A cyber advisory can be a big help in fixing the problem by serving as highly-focused intelligence service “in a box” that businesses can use quickly to get bootstrapped and to use as the foundation for continuous monitoring of their risks to cyber threat in the future.
Companies should seek out advisory solutions that deliver the following as a combination of human expertise and tools:
Cyber Risk Profiling – The first step for any cyber advisor should be to gather information about what makes your company a risk. From info on your company’s industry and its subsidiaries, your mail and web domains, customer data being stored or transmitted, customer demographics to what’s on your IT baseline and what technologies support your customer’s web and mobile apps and more, an effective advisory knows you inside and out to enable highly-personalized threat detection that’s more than an overwhelming stream of “possibles” or “maybes.”
Threat Data Collection – In order to match your risk surfaces to new and existing cyber threats that could impact your business, any advisory solution must come with access to continuous and comprehensive data on cyber threats that can be made relevant to you. This data is more than virus or malware signatures, more than APT info or phishing data, it’s a full spectrum of threat data that informs on high and low level cyber threats from the Dark Web, to social engineering to data breach detection data.
In-Depth Analysis – Having cyber data is one thing. We all have data. Too much in fact, in the form of noisy alerts and indicators, log files, application outputs and so much more. Everything produces data. The key to a successful advisory is one that has a wealth of subject matter expertise that can also use practical intelligence and analysis methodologies that actually lead to real, effective defense actions.

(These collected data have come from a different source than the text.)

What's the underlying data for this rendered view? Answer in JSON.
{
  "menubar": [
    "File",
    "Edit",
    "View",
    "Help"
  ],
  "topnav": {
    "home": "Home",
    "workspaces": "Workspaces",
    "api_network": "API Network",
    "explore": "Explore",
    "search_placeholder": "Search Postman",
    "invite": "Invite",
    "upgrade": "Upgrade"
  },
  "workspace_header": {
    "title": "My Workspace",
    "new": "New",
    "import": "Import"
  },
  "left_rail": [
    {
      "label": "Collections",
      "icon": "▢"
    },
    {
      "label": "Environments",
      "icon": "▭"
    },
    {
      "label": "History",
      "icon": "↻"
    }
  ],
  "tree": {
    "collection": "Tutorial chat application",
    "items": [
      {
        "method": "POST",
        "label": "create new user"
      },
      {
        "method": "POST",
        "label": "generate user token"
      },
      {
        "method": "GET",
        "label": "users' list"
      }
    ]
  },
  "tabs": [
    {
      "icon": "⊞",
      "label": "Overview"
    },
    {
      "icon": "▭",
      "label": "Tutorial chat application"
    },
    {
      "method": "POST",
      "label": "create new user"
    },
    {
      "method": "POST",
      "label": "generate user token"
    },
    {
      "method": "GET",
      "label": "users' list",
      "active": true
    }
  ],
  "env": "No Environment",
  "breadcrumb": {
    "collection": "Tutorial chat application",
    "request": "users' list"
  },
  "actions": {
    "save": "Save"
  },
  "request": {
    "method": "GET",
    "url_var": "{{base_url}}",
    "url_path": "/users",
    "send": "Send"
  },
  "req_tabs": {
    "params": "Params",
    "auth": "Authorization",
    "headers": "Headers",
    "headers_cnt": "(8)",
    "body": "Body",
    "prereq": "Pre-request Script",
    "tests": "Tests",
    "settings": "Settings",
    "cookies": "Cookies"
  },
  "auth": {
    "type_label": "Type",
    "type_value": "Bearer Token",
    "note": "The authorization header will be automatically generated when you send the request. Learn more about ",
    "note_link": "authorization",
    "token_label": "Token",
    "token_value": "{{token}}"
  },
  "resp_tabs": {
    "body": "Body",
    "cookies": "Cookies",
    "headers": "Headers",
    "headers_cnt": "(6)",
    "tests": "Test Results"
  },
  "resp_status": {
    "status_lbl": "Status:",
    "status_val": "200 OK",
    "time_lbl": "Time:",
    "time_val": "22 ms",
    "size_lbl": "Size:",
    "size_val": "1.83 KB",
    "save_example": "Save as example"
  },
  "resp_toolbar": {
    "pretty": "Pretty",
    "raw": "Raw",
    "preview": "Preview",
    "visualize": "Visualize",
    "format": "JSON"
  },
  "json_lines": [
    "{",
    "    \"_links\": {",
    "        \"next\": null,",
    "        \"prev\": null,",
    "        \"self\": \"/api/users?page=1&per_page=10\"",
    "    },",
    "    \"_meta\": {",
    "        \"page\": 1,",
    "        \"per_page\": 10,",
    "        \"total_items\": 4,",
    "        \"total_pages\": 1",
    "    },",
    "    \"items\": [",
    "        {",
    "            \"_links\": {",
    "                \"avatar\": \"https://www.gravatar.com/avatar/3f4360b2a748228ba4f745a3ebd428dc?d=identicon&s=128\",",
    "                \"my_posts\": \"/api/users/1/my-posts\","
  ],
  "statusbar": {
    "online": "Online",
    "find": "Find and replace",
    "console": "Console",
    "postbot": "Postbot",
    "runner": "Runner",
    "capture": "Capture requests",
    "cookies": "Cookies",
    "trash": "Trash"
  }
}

Alerting and Reporting – Most companies are fractured when it comes to communicating even typical, run-of-the-mill information such as sales data. They’re even more stovepiped and disconnected when it comes to cyber threat information. A good advisory will not only profile your company’s risk, gather threat data, and perform practical analysis, but they’ll assist you with executing on timely and effective communication throughout your organization to those business units most likely affected by any given threat – and help them know what to do about it.
Continuous Risk Monitoring – In the business world today, threats come fast and furious. They’re dynamic from day to day. A useful advisory will recognize that company profiling, data collection, analysis, and alerting and reporting is something that needs continuous wash-rinse-repeat. In fact, a cyber intelligence advisory worth anything is one that’s always on and always monitoring your business risks for cyber threats as things evolve.
If you’re not now adding cyber intelligence to improve and enhance your tactical cyber defense strategy, you’re not alone. In fact, your reality is more the norm for about 50 million American business. For most, it’s something that’s simply out of reach resource-wise. Besides, even if you knew what was threatening you, you aren’t likely to know what to do about it.
Could your business use a cyber advisor? Can it afford not to?